Australian-raised singer-songwriter and Bee Gees founder, Barry Gibb has been knighted for his services to music and charity.

The 71-year old, who began the hugely successful pop group with brothers Maurice and Robin in 1958, was knighted by Prince Charles as part of Queen Elizabeth’s New Year’s Honours list.

“It’s the greatest honour you can receive obviously and I’m just blown away by the idea of it,” the musician said on Tuesday at the ceremony at Buckingham Palace.

The palace tweeted a photograph of Gibb kneeling on a cushion as he was formally knighted by Charles laying a sword across his shoulder.

Gibb, the last remaining member of the band, was the oldest of the three brothers who enjoyed a succession of smash hits in the 1970s and 80s.

He said he hoped his brothers were proud of him.


“If I had spent my whole life writing songs on my own, it would have meant something else altogether.

“I hope and pray that they are aware of what has happened and that they are proud. I believe in that.”

He said there is “no question” he would have loved to have shared this special day with his brothers.

Maurice Gibb died from complications following an operation to correct an intestinal blockage in 2003.


Robin Gibb, who had a lengthy battle with cancer, died in 2012.

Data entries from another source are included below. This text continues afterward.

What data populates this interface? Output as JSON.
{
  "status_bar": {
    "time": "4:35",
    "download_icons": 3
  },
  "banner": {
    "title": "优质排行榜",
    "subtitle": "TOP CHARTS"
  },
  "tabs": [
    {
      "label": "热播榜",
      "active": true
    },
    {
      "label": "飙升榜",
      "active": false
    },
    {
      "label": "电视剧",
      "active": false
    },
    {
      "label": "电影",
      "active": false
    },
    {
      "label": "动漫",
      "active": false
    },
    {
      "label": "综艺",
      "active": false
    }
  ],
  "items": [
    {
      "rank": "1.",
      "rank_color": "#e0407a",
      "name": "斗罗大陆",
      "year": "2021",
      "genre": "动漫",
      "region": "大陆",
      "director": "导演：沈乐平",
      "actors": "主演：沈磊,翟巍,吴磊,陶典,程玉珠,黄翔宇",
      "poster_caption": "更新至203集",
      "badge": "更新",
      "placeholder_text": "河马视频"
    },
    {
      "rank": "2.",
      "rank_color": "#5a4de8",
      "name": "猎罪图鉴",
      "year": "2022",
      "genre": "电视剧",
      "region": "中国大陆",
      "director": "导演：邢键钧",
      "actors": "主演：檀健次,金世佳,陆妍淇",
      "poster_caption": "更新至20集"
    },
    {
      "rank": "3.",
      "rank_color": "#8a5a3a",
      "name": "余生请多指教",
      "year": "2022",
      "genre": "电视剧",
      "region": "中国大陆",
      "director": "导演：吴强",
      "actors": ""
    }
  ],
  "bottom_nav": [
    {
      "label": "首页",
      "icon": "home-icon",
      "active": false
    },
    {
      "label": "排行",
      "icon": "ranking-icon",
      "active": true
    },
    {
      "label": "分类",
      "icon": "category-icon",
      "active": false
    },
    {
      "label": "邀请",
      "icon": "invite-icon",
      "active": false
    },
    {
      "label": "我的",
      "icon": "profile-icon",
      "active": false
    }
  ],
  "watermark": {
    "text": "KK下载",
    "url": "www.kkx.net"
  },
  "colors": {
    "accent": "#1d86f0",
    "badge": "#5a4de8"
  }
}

The Bee Gees wrote some of the biggest hits of the disco era, including the soundtrack to the 1977 film Saturday Night Fever, which included the songs Stayin’ Alive, Night Fever, and How Deep Is Your Love. Other hits were Words, Tragedy and You Win Again. They also wrote hits for other singers.

When his knighthood was announced in December, Gibb said he was “deeply honoured, humbled and very proud,” paying tribute to his late brothers, twins Maurice and Robin.

“This is a moment in life to be treasured and never forgotten, Gibb said. “I want to acknowledge how responsible my brothers are for this honour. It is as much theirs as it is mine.

“The magic, the glow, and the rush will last me the rest of my life,” he said.

The Gibbs were born on the Isle of Man, off northwestern England, and later Manchester before the family emigrated to Australia.


The brothers grew up in Redcliffe and Cribb Island in Queensland in the 50s and 60s. Their Australian success with Spicks and Specks saw them return to the UK in 1967 where their global careers took off after they hooked up with producer Robert Stigwood.